Rz. 293

Die Frage, ob der Gleichbehandlungsgrundsatz im Kündigungsrecht anwendbar ist, wird teilweise verneint[1], weil der Grundsatz nur bei einer Maßnahme mit kollektivem Bezug anwendbar sei. Dieser bestehe zwar bei der betriebsbedingten Kündigung, doch seien hier die Grundsätze der Sozialauswahl anzuwenden. Der kollektive Bezug fehle bei der verhaltens- und der personenbedingten Kündigung, da diese auf den Einzelfall bezogen seien. Nach anderer Ansicht ist der Gleichbehandlungsgrundsatz durchaus anwendbar, und zwar unmittelbar.[2]§ 1 Abs. 3 KSchG stelle gerade die Umsetzung dieses Prinzips dar. Auch bei einer personenbedingten Kündigung etwa aufgrund von krankheitsbedingten Fehlzeiten oder Leistungsdefiziten könne ein Vergleich mit anderen Arbeitnehmern angestellt werden.
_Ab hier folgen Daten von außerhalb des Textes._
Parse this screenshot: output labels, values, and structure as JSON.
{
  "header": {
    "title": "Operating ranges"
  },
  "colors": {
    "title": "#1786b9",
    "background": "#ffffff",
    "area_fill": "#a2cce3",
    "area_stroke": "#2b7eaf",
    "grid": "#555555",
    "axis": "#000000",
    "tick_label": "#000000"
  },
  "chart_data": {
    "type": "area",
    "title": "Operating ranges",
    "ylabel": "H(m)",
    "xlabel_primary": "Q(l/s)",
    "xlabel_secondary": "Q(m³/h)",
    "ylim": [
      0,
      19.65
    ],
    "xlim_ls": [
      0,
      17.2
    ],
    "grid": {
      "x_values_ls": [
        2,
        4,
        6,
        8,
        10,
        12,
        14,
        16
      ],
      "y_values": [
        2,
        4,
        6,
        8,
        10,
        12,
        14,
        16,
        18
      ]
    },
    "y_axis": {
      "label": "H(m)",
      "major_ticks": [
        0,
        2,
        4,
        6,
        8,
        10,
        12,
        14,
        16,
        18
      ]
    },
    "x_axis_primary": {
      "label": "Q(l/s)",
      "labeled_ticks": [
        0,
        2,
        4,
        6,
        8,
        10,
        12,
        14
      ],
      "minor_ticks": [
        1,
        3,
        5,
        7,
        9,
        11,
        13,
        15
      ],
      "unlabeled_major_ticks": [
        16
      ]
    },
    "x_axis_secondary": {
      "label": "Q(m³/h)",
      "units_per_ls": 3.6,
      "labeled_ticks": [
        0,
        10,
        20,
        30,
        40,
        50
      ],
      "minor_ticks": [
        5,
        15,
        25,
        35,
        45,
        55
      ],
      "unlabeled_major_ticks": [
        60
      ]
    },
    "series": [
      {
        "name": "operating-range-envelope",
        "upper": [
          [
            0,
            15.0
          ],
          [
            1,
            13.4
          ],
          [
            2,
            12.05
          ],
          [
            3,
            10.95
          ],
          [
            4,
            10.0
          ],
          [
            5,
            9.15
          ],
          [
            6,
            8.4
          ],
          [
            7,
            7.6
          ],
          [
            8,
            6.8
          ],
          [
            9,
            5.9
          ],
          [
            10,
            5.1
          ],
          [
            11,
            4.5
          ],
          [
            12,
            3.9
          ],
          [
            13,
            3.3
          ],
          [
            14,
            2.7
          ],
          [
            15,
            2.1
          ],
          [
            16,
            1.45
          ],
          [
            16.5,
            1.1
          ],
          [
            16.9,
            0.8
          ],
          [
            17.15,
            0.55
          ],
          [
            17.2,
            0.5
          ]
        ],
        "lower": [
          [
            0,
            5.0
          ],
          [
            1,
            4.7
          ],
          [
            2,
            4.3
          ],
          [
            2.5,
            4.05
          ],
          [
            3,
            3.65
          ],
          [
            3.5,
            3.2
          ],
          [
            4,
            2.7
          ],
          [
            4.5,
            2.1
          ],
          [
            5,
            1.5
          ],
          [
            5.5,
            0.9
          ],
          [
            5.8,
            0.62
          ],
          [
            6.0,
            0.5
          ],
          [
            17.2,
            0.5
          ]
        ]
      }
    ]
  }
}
Schließlich wird die Auffassung vertreten, der Gleichbehandlungsgrundsatz sei im Rahmen der Interessenabwägung zu berücksichtigen (BAG, Urteil v. 28.4.1982, 7 AZR 1139/79[3]). Im Ergebnis ist man sich jedenfalls einig, dass eine herausgreifende Kündigung nicht zulässig ist, bei der der Arbeitgeber nur einem Arbeitnehmer kündigt, obgleich andere Arbeitnehmer sich ebenso verhalten haben.[4] Wer den Gleichbehandlungsgrundsatz anwendet, kommt zu dem Schluss, dass der Arbeitgeber keinen sachlichen Grund hat, nur diesem einen Arbeitnehmer zu kündigen. Insbesondere ist er nicht berechtigt, einen Arbeitnehmer zu bestrafen und an ihm ein Exempel zu statuieren. Ein sachlicher Grund für die Differenzierung kann aber z. B. die Zahl der vorausgegangenen Abmahnungen sein.[5] Wer den Gleichbehandlungsgrundsatz in die Interessenabwägung einfließen lässt, kommt zu dem Schluss, dass es dem Arbeitgeber durchaus zuzumuten ist, das Arbeitsverhältnis mit diesem Arbeitnehmer fortzusetzen, wenn er es mit den anderen fortsetzen kann.[6] Hat der Arbeitgeber ein bestimmtes Verhalten in der Vergangenheit toleriert, führt dies zu einer Selbstbindung.[7]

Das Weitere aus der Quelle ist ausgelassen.